Ekonomist Mahfi Eğilmez, doların Türk lirası karşısındaki tarihi rekorlarının Merkez’in faiz hamlesiyle düşmesinin faiz gerçeğini bir kere daha ortaya koyduğunu söylüyor.
Öte yandan Türkiye’nin yaşadığı ekonomik darboğazı etkileyecek bir gelişme de ‘Çizme’den geldi.İtalya’da 4 Mart 2018’de yapılan seçimde hiçbir parti tek başına hükümet kuracak bir çoğunluk sağlayamayınca aşırı sağcı Lig Partisi ile 5 Yıldız Hareketi koalisyon kurma peşinde.

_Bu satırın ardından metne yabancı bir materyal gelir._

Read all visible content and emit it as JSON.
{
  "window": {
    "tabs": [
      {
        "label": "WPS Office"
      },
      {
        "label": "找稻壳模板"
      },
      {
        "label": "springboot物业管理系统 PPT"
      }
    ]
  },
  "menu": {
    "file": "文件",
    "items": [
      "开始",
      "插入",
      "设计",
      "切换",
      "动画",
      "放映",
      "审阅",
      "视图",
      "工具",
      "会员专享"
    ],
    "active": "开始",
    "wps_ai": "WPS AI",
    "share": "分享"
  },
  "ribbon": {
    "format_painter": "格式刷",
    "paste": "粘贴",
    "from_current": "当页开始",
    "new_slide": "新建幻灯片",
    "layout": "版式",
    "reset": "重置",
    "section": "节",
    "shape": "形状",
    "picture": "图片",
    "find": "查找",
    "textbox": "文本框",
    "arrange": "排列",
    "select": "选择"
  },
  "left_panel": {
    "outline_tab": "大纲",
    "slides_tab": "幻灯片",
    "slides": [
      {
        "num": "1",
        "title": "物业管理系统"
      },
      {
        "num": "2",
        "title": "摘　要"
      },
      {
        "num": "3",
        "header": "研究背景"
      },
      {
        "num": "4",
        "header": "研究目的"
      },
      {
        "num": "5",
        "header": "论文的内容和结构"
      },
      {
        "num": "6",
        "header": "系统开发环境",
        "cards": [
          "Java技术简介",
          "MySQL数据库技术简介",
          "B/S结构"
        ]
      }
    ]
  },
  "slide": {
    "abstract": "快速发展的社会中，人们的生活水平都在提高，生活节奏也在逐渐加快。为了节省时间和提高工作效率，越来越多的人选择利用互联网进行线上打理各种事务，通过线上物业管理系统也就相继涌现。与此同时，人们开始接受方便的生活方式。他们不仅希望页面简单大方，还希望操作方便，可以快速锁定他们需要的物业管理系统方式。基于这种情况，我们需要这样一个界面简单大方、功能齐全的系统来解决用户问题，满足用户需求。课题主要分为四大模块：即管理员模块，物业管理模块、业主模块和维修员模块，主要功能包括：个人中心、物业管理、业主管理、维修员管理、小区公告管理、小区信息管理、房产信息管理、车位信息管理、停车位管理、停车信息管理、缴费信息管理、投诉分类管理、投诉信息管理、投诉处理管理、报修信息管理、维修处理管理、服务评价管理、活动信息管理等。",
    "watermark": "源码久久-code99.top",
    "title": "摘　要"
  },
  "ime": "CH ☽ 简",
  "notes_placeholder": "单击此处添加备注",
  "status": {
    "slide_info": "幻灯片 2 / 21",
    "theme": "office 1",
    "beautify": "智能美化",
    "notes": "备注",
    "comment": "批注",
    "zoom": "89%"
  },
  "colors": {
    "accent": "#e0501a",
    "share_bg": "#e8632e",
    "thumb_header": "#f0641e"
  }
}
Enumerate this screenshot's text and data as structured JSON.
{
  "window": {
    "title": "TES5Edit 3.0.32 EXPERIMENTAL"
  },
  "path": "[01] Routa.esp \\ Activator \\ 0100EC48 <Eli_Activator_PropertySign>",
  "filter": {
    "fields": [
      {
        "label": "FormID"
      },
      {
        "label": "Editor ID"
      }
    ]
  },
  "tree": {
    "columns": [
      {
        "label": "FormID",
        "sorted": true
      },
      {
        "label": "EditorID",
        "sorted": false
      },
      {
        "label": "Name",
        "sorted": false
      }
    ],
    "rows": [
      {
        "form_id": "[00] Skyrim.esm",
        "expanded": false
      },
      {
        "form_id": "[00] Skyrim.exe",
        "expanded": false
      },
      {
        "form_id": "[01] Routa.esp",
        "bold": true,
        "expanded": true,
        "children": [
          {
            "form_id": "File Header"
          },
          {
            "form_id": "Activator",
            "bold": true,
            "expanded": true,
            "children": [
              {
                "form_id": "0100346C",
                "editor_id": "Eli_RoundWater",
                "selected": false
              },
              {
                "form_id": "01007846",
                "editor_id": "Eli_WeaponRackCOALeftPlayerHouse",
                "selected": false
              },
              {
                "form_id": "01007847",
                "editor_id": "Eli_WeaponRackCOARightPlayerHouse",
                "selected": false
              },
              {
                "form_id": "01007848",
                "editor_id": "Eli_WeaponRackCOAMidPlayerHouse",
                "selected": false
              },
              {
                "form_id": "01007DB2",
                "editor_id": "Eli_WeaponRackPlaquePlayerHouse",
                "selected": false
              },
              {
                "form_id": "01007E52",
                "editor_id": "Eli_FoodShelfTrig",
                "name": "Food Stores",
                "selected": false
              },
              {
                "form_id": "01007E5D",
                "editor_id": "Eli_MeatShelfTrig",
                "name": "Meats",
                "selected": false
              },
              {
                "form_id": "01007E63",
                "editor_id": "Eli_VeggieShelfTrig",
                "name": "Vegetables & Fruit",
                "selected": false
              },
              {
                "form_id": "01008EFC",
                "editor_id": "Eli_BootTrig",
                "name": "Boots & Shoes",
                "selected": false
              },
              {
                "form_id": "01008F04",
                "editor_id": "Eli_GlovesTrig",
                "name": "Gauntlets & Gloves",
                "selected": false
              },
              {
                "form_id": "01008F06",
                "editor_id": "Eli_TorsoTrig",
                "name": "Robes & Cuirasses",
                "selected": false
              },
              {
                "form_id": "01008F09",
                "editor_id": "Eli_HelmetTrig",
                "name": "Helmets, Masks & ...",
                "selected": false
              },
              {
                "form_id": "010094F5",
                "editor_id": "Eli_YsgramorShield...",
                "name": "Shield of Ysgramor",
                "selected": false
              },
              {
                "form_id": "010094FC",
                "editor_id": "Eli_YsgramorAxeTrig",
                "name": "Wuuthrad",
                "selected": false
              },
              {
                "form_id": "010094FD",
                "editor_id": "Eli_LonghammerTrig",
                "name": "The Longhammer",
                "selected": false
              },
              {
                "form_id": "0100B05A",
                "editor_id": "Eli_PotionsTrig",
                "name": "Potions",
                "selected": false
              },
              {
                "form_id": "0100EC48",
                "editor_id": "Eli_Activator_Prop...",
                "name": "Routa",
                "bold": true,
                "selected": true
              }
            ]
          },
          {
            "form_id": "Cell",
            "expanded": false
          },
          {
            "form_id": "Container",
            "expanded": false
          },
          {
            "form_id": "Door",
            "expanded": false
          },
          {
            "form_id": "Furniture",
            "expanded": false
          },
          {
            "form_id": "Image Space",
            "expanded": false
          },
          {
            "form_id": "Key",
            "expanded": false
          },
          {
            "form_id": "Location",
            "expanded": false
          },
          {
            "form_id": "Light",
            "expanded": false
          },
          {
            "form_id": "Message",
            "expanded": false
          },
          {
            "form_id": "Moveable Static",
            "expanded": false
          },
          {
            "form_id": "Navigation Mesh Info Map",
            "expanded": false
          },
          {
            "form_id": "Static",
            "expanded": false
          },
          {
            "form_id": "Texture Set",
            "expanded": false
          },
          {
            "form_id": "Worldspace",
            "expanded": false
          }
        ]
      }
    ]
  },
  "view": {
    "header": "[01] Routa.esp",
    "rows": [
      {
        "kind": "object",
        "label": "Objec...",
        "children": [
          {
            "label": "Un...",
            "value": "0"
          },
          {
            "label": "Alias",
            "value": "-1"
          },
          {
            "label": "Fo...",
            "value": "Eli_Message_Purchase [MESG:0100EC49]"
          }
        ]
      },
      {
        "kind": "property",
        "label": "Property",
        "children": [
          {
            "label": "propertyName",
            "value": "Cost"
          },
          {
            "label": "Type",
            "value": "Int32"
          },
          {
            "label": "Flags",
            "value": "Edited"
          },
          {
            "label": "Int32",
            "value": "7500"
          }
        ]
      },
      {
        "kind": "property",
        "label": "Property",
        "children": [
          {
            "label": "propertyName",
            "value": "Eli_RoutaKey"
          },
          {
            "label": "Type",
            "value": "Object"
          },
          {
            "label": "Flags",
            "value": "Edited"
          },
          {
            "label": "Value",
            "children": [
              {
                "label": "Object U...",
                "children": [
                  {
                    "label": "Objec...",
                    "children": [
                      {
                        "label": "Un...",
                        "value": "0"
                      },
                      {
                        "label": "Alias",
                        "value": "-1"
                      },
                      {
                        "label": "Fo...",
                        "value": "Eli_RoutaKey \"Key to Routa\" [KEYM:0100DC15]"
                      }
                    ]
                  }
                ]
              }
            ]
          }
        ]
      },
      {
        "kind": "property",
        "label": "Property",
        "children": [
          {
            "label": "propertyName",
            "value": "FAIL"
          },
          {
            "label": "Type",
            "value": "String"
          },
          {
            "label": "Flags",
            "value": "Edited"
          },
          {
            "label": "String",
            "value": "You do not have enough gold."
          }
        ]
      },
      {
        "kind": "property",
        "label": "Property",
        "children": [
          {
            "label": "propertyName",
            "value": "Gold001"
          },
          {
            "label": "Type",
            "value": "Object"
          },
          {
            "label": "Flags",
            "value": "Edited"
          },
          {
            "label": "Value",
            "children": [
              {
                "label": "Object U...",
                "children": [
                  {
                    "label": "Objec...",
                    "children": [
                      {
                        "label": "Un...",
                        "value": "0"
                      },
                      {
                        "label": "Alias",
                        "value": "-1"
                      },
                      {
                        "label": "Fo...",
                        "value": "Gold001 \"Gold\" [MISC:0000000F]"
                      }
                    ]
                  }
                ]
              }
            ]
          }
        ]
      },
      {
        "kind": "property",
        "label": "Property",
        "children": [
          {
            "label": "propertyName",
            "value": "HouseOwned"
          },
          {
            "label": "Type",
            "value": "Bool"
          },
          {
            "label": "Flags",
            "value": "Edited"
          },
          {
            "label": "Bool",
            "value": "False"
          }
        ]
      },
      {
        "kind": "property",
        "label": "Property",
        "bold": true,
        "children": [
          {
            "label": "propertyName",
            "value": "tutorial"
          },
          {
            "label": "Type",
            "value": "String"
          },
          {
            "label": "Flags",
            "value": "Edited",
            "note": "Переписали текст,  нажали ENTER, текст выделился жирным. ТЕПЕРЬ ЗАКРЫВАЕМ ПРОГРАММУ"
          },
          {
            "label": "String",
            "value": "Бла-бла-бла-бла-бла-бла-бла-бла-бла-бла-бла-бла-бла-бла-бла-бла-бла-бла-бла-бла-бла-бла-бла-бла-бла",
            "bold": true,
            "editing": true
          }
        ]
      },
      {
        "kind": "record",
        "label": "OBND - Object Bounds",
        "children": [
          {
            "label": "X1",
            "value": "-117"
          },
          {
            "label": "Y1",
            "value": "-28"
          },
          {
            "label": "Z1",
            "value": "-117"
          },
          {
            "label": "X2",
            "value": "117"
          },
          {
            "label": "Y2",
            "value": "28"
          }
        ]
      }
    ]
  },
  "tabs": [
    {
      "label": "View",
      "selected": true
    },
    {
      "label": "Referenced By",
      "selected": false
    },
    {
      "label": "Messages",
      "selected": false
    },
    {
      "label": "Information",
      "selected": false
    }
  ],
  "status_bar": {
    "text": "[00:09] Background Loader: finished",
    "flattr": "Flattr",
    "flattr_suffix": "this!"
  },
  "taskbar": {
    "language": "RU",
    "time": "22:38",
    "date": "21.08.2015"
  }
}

İtalya Cumhurbaşkanı Sergio Mattarella’nın kabine listesinde Maliye Bakanı olarak öngörülen Paolo Savona’yı Avrupa Birliği karşıtı görüşleri nedeniyle veto edince, Conte, hükümeti kurmaktan vazgeçti ve İtalya’da siyasal kriz derinleşti.
Küresel krizden bu yana oldukça sıkıntılı bir ekonomik görünüm içinde olan İtalya, Avrupa Birliği’nin Almanya ve Fransa’da sonra en büyük üçüncü ekonomisi konumunda bulununca buradaki kriz tüm Avrupa’yı etkiliyor. Mahfi Eğilmez, kişisel blogunda kaleme aldığı yazısında tüm bu gelişmeler ışığında Türkiye’nin durumu hazırladığı bir grafikle irdeliyor.
Merkez Bankası’nın son iki ayda faizi üst üste iki kez artırdığını söyleyen Eğilmez, “TL’nin değer artışı yaşamasında Merkez Bankası’nın faiz artırmasının etkisi çok fazla olmakla birlikte onun yanı sıra piyasa karşıtı söylemlerin yumuşatılması da oldukça etkili oldu” diyor.
“Faiz, içinde bulunduğumuz piyasa ekonomisi sistemini etkileyen dört unsurdan birisidir” diyen Eğilmez, “Faizi yok saymak en azından ekonomi politikasının etkinliğinin dörtte birini kaybetmek demektir. Bu kadar basit bir ekonomik gerçek göz ardı edilirse sonunda ya 1994’de olduğu gibi krize girilir ya da eninde sonunda faizi artırmak zorunda kalınır. Ki o noktaya kadar yaşanan gecikme, maliyetlerin gereksiz yere artmasına yol açmış olur” görüşünü dile getiriyor ve ekliyor:
“Bununla birlikte faiz artışı sonsuza kadar bir sistemi ayakta tutamaz. Ekonominin yapısal sorunlarını çözmeden faiz ayarlamalarıyla durumu sürekli idare etmek mümkün değildir.”